L’incremento dell’aspettativa di vita nella popolazione ha tuttavia portato con sé un fenomeno nuovo e inaspettato. Nel 1960 soltanto il 3,4% delle persone tra i 50-64 anni si prendeva cura di un genitore anziano, mentre oggi la stessa fascia di popolazione si occupa di un genitore anziano nel 16% dei casi (circa il 500% in più!). Nel 1960, l’aspettativa di vita in Italia era infatti di 68,9 anni, ben 14 anni di meno del 2025. Gli anziani vivono quindi più a lungo, ma ciò implica anche che, purtroppo, aumentino i casi di demenza, per il semplice motivo che il rischio di deterioramento neurocognitivo è correlato all’età, tanto che si passa da una probabilità dell’1-2% a 65 anni ad una di circa il 40% degli ultranovantenni. In Italia oggi vi sono circa 1.2 milioni di persone affette dalle varie forme di demenza (nel 50-60% dei casi si tratta della demenza di Alzheimer), cifra che corrisponde a circa il 2% della popolazione e destinata a raddoppiare in 25 anni: nel 2050 si prevedono 2.3 milioni di casi di demenza nel nostro paese.

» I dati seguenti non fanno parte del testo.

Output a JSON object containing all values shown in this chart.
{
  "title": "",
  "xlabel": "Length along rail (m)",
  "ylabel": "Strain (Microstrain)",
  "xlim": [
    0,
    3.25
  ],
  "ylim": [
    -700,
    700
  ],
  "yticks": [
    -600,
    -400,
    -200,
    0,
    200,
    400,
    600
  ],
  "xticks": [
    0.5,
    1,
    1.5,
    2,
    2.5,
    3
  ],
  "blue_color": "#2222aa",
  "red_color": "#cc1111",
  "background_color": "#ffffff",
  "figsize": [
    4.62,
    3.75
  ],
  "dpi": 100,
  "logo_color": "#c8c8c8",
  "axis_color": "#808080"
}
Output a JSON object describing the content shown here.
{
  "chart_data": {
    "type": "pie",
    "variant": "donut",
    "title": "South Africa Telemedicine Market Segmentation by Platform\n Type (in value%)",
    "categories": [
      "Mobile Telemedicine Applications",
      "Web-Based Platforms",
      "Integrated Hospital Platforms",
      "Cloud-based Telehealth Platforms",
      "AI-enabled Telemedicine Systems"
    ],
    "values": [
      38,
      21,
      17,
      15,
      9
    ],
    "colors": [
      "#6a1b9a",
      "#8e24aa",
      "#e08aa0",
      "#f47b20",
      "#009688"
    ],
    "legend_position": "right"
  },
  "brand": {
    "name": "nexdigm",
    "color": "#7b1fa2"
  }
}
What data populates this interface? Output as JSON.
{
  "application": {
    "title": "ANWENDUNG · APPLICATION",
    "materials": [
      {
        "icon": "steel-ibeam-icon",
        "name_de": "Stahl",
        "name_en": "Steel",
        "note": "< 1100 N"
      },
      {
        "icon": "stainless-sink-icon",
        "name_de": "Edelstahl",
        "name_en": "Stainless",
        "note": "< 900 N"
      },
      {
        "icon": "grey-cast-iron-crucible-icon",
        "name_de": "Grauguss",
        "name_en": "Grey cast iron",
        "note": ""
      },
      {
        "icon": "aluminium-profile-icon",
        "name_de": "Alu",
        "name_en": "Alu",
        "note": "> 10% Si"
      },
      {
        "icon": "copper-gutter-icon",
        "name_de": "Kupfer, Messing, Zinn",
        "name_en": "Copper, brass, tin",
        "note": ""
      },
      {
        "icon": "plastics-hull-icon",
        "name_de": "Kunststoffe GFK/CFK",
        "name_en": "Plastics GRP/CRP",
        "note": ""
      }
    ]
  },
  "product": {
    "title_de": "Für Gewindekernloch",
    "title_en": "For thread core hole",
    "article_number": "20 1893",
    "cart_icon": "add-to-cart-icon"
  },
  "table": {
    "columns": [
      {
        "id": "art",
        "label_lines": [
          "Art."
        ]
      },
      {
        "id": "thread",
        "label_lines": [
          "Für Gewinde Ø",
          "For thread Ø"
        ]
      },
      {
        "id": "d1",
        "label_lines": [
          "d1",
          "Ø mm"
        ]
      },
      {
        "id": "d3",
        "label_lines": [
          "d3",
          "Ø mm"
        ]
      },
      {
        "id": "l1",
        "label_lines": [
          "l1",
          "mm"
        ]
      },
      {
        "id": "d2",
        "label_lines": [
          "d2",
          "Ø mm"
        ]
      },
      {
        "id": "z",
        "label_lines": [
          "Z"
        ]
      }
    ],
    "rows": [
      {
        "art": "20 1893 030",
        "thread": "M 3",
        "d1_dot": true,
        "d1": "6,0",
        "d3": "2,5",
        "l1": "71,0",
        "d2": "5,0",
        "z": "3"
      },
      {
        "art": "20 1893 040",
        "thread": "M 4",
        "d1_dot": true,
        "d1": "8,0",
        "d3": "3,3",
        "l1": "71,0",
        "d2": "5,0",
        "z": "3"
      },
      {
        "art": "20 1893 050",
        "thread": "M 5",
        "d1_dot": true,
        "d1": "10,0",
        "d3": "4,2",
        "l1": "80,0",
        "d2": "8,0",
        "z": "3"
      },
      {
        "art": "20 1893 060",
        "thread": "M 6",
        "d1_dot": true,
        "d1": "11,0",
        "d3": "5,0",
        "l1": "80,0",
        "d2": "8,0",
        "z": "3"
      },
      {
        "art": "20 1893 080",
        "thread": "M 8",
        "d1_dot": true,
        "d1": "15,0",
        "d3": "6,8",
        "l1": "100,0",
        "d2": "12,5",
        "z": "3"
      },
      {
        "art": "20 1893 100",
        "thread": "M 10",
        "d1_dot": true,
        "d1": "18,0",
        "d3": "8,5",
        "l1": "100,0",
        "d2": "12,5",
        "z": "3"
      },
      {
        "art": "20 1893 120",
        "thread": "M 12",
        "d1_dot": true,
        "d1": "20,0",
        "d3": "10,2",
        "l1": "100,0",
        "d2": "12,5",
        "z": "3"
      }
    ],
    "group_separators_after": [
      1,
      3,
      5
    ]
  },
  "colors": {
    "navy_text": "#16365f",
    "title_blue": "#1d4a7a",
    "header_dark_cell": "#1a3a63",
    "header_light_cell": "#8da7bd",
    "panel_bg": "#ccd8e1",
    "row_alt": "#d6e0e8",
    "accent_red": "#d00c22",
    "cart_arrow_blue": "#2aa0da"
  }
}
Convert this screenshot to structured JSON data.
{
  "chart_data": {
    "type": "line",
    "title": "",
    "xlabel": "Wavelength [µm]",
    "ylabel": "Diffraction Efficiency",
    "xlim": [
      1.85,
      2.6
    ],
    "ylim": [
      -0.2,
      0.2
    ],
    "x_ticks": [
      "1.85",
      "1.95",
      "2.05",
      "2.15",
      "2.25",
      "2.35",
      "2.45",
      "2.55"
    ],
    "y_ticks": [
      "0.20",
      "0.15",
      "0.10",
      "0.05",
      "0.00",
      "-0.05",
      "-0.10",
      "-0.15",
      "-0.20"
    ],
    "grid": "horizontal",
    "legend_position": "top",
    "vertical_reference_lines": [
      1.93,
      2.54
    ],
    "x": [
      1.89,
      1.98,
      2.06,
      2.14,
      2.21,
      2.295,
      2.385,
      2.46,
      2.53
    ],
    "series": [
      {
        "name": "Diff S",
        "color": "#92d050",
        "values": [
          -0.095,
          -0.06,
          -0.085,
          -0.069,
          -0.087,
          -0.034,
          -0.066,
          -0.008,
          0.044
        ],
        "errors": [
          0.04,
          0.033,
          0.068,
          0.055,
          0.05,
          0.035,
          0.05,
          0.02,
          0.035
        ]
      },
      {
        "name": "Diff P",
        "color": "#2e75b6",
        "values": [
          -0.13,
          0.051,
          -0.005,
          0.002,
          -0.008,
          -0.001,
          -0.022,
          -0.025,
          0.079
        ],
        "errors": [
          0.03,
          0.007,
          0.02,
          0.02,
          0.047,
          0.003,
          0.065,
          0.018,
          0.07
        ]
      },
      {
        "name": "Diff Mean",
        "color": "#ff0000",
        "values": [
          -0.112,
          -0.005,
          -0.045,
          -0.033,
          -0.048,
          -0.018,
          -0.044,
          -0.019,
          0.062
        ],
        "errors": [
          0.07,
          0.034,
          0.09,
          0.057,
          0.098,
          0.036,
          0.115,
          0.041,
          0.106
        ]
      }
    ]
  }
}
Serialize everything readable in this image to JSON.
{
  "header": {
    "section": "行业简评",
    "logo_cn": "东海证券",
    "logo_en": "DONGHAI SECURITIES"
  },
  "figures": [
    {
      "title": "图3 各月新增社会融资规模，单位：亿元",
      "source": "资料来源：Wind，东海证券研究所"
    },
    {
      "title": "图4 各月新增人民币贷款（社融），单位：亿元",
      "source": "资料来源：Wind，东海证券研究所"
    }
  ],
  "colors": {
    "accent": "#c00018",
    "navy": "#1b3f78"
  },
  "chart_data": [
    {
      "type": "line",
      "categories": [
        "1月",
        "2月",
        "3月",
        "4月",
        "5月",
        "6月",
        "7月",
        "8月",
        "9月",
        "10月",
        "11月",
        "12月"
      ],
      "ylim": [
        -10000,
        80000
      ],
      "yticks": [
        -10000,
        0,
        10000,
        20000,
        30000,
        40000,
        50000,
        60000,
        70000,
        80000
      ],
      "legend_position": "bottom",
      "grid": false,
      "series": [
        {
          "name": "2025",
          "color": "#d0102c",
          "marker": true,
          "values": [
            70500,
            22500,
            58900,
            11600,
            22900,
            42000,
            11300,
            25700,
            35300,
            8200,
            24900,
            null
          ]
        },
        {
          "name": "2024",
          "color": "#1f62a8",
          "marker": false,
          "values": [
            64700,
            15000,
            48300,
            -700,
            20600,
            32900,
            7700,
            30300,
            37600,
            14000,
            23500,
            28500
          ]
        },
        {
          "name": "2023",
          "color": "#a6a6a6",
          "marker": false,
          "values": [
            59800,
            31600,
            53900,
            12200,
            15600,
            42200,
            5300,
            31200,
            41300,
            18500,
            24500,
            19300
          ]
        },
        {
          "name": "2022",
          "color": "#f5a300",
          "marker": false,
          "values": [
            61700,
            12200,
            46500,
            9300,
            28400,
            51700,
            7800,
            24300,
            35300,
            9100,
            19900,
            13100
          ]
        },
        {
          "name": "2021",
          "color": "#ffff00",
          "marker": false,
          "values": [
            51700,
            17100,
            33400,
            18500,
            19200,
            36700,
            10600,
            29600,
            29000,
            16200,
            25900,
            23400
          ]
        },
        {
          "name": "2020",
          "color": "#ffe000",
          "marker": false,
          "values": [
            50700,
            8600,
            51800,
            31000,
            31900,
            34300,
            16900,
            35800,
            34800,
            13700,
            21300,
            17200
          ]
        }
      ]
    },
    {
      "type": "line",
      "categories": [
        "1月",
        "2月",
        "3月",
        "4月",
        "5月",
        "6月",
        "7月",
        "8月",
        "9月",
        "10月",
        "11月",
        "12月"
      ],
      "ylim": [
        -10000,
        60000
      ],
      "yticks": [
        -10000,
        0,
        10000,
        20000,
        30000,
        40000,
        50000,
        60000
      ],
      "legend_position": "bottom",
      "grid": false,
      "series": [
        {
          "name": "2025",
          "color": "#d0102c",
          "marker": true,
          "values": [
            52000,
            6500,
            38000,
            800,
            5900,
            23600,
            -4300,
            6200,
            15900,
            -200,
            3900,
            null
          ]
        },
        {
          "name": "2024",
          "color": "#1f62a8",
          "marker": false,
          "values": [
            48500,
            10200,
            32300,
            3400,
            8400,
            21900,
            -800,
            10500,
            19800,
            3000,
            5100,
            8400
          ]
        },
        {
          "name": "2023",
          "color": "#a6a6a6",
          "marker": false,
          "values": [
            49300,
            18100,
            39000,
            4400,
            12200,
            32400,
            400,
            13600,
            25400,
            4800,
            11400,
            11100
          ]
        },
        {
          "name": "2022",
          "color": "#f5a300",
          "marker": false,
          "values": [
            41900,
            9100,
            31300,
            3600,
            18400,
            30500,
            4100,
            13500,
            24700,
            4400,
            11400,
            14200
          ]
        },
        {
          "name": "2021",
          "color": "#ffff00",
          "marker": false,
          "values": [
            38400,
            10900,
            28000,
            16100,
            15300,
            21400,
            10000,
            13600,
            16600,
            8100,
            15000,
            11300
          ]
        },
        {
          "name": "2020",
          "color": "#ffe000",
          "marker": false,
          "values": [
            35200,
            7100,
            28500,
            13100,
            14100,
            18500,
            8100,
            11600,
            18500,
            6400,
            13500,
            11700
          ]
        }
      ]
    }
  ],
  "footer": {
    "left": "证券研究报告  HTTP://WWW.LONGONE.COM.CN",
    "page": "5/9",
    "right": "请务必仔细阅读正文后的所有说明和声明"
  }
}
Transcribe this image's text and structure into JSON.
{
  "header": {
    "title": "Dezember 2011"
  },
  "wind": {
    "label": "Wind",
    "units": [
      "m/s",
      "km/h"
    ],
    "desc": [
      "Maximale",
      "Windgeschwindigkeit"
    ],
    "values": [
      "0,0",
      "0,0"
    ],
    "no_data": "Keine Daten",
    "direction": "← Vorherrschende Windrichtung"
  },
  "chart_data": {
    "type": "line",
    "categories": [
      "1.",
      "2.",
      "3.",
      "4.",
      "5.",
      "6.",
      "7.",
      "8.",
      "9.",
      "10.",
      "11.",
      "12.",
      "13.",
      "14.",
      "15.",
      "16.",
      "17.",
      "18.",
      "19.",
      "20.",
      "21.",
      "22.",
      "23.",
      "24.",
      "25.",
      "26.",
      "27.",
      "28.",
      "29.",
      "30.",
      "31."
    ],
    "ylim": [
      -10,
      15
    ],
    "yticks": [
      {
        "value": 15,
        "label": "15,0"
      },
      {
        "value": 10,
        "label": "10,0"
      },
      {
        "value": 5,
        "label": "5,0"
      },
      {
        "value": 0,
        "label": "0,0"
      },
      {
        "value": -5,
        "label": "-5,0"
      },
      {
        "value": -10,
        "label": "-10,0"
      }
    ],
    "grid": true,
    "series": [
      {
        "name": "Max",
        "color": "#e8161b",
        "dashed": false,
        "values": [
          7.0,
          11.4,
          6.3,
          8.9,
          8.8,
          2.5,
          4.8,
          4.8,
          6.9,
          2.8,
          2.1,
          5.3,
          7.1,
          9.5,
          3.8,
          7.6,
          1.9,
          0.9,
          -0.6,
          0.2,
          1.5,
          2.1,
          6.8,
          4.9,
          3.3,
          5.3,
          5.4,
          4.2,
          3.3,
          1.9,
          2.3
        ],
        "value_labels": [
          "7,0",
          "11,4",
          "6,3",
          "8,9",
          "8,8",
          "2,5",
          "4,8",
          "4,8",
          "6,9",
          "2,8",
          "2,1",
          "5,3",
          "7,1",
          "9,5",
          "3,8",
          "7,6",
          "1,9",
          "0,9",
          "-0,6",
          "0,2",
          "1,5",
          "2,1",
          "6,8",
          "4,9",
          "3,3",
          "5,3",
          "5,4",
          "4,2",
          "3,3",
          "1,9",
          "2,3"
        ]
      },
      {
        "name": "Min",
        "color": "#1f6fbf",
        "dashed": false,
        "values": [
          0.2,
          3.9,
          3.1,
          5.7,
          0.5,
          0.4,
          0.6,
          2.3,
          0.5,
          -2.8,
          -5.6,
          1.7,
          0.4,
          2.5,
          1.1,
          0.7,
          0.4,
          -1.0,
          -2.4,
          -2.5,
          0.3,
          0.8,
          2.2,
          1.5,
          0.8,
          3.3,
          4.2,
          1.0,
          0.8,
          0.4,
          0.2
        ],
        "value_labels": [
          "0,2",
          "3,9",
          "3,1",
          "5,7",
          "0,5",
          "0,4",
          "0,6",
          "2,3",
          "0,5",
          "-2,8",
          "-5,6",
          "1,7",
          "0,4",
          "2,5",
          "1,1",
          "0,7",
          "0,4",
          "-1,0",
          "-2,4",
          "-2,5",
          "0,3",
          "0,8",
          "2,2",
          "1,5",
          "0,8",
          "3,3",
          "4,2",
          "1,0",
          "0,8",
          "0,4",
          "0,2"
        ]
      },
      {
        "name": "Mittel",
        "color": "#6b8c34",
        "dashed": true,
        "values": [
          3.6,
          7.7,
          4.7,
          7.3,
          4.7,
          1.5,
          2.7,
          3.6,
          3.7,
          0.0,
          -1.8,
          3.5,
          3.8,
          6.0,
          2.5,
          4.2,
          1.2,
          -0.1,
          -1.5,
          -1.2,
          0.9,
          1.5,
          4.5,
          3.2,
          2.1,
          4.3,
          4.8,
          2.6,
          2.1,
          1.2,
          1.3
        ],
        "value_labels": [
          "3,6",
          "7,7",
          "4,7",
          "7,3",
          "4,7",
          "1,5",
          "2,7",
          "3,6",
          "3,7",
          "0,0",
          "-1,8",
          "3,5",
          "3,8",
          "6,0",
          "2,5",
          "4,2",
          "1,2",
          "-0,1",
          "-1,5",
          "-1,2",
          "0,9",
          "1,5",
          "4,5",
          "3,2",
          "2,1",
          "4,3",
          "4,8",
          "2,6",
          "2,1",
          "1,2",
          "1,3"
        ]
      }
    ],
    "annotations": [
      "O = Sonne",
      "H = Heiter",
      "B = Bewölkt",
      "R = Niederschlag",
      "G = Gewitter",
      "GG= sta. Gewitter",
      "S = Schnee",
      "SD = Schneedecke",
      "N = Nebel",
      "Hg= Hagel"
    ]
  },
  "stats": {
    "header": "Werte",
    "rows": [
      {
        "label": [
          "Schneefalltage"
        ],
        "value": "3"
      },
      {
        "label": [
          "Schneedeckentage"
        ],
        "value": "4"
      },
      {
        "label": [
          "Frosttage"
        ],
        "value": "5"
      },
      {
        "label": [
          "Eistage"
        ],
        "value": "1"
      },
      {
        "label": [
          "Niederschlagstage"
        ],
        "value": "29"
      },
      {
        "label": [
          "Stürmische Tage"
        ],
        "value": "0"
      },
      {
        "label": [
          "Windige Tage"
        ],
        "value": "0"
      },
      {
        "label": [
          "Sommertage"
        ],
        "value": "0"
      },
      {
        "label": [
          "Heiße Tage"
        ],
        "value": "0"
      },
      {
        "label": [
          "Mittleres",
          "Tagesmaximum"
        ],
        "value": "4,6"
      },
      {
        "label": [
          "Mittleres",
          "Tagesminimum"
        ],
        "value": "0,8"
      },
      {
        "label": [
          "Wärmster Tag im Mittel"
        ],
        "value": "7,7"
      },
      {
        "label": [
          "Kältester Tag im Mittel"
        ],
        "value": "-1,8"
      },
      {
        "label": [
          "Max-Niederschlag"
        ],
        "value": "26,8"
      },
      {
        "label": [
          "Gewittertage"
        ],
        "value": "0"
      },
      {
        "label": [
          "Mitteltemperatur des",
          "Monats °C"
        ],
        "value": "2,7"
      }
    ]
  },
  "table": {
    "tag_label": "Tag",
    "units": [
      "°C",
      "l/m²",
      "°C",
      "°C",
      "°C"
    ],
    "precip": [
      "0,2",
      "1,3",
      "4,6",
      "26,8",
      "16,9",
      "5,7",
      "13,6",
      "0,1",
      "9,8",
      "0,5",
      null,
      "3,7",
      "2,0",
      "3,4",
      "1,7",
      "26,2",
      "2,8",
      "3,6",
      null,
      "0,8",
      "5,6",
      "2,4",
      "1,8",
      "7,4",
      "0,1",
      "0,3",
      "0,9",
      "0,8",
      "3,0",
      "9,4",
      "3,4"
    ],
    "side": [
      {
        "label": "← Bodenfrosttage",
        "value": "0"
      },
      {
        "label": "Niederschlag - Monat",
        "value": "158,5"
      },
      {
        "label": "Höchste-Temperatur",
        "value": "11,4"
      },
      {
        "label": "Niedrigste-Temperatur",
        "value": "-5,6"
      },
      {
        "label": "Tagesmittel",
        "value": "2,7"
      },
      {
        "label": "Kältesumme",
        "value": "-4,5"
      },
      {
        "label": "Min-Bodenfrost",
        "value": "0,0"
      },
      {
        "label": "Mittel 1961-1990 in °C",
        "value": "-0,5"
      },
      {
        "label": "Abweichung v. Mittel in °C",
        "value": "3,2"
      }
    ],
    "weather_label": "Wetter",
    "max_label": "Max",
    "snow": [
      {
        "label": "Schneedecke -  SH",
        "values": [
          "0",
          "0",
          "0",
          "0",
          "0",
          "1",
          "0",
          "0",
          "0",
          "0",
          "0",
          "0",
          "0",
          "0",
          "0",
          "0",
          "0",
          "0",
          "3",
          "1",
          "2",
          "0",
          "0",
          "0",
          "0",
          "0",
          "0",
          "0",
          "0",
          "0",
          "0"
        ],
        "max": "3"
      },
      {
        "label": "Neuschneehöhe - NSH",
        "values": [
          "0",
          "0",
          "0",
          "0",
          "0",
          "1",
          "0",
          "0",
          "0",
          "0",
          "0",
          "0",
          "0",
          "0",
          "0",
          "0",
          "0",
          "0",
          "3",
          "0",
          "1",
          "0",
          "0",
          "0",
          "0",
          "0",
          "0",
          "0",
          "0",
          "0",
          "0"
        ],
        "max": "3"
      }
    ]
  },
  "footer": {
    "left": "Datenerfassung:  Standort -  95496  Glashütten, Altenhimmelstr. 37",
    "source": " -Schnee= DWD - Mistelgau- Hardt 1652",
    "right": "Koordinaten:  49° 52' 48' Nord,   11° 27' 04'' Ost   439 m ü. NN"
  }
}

Pertanto, se nel recente passato la sfida di una comunità era quella di migliorare le condizioni di vita delle persone, le loro condizioni di lavoro, il loro reddito, migliorare la loro salute – e quindi, implicitamente, allungarne la vita –, oggi l’obiettivo diviene quello di permettere alle persone di conservare il più a lungo possibile il loro benessere fisico e psicologico ed in particolare quello cognitivo. In altre parole, l’obiettivo attuale è quello di ridurre ove possibile il rischio di demenza, diagnosticare precocemente e spostare il più in avanti possibile il sopraggiungere dei processi di decadimento cognitivo. L’incremento meramente cronologico delle aspettative di vita non è quindi più l’obiettivo prioritario, ma lo è invece quello di prolungare la fase in cui sia possibile avere una buona qualità di vita, vivere consapevolmente l’ambiente circostante e potersi relazionare affettivamente con i propri cari.

Vanno chiaramente in questa direzione i nuovi promettenti studi e le recenti scoperte che stanno favorendo una diagnostica sempre più precoce dell’Alzheimer, tra cui l’individuazione di un nuovo gene responsabile della malattia da parte di un gruppo di ricercatori torinesi e la ricerca sui possibili biomarcatori della malattia. Inoltre, pochi mesi fa la Commissione Europea ha approvato un anticorpo monoclonale, il lecanemab, il primo ad ottenere un via libera europeo per il trattamento dell’Alzheimer in fase precoce. Il farmaco agisce riducendo il carico di placche amiloidi nel cervello, allo scopo di rallentare la progressione della malattia.